The project was slated to go before the Hempstead Town Board of Appeals in February for a hearing, but it was adjourned.
The developers plan to demolish the former North Levittown Lanes building and construct a three-story facility for senior citizens in its place.
"Think of it as an elder hotel. You live upstairs in the room, and then you come downstairs and you play bingo, have your meals, recreate, and then you go back to your room or walk around the property,” said Bill DiConza, who is the legal counsel for the developers.
The project faces opposition from the Levittown Property Owners Association, who passed a resolution opposing the project at their March meeting.
At their March and April meetings, members expressed concerns that the plan did not fit in with the character of the neighborhood.
"This community was not made for this type of home," said LPOA vice president Andy Booth.
The LPOA, in objecting to the plan, cited concerns that property values would decrease.
They also worried about traffic increases, both in general and due to emergency vehicles.
"Just think. You're buying a house. You work nights and ambulances keep coming back and forth," Booth said. "Or reverse it. Just think you're working days. Or better yet, you take your kids to the park and they're rushing ambulances in and out."
DiConza was involved with a similar facility in Oyster Bay and estimated that that facility receives "a couple of calls a month" for ambulances.
He estimated that there would be "maybe one [call] a week" at the facility.
"We’re not a nursing home. You can’t come in if you’re sick. We’re not licensed for that.

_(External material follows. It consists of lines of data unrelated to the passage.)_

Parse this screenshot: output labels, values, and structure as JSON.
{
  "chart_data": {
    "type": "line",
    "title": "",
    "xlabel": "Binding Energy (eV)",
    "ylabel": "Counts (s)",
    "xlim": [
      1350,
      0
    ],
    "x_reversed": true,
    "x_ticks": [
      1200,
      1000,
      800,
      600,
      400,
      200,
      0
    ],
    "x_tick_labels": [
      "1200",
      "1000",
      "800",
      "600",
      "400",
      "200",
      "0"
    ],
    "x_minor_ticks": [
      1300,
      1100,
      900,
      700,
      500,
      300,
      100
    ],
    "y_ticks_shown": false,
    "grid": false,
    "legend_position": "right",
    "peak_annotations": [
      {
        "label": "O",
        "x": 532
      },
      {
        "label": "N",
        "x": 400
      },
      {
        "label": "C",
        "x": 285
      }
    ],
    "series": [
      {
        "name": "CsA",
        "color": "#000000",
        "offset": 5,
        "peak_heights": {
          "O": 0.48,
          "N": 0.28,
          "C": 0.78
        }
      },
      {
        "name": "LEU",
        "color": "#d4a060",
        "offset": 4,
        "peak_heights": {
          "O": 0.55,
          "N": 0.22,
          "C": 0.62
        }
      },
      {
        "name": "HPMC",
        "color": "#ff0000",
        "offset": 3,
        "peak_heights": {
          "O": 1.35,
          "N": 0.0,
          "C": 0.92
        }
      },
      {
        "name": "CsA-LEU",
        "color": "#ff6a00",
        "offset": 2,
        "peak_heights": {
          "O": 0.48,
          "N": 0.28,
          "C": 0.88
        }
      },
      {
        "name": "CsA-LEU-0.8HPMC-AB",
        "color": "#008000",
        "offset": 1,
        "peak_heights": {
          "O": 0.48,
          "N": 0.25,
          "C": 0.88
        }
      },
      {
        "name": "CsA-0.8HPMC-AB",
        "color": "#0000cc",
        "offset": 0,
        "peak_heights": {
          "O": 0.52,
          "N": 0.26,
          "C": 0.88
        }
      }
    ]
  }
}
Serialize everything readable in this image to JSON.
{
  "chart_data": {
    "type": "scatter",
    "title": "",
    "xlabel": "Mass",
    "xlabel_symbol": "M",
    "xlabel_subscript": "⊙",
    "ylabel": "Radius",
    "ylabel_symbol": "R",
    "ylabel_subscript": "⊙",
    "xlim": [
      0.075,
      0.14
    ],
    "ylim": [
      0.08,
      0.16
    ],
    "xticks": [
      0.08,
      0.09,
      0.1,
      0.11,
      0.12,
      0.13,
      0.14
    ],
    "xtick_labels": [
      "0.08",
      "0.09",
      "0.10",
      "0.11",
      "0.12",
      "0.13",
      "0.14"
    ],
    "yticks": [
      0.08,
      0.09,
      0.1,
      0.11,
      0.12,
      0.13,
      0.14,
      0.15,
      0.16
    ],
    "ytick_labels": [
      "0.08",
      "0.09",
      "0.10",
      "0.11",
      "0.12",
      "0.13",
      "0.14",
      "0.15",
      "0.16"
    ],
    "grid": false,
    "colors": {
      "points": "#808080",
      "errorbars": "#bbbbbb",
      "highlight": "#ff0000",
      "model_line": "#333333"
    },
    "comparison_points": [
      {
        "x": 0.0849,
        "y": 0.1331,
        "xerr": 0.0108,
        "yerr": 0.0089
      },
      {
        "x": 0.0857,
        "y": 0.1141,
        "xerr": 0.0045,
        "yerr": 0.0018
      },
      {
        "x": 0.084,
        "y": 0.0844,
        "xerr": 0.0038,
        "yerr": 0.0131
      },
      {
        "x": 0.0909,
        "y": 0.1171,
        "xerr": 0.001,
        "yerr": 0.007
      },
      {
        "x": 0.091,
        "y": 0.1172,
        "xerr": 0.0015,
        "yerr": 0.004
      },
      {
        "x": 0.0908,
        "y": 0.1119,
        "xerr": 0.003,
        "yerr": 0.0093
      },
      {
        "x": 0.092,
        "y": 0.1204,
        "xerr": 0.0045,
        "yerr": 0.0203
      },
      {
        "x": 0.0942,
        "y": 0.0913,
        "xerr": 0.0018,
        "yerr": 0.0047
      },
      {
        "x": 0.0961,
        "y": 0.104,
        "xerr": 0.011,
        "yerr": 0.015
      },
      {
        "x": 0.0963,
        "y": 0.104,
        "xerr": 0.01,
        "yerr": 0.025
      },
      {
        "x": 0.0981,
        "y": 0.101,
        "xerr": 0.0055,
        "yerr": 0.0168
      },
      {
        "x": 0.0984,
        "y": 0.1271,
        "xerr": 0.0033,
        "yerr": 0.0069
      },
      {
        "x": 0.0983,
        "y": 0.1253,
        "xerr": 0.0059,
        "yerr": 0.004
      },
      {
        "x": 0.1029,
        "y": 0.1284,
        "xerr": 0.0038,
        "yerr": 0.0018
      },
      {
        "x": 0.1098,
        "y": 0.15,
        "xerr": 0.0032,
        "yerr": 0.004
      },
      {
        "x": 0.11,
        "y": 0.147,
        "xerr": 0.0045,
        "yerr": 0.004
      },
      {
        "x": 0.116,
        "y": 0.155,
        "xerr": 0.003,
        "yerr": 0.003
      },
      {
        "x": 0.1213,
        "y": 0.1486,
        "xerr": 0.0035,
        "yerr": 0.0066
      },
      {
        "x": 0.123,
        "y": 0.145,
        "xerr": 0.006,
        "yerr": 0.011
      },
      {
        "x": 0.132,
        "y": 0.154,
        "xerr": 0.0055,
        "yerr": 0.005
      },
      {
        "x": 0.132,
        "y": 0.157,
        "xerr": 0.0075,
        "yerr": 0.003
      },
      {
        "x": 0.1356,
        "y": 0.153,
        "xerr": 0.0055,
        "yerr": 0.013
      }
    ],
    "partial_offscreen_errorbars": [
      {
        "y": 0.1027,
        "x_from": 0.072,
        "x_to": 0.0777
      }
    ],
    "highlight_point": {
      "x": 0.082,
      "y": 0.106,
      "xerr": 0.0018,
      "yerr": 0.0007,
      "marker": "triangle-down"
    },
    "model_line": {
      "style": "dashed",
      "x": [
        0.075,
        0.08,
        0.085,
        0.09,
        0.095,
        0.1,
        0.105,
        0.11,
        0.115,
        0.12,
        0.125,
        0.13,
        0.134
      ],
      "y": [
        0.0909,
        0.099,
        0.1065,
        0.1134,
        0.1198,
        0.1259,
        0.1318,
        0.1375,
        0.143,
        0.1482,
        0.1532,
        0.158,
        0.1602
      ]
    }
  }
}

We’re a step between your own home and a nursing home," he said.
Town of Hempstead press secretary Susie Trenkle-Pokalsky said that the Town Board is retaining planning consultants on behalf of the Board of Appeals.
"We anticipate that the Town Board will consider a resolution to hire the consultants to perform a SEQRA [environmental] review," she said, "which studies water, air quality, traffic, parking, just to name a few of the considerations."
DiConza said he doesn't know how far along their application is in this process.
"We’re paying $17,000 a month to carry this property and it’s very expensive to sit here and wait," he said.
DiConza said that the proposed center is a better fit for the area than a potential commercial building.
"We don’t believe another commercial use there – it could be open at all hours and attract a lot of people to a strip shopping center - we don’t think that’s a good fit in the middle of a community. We think that this is a good fit for the community and provides it with something that it can use," he said.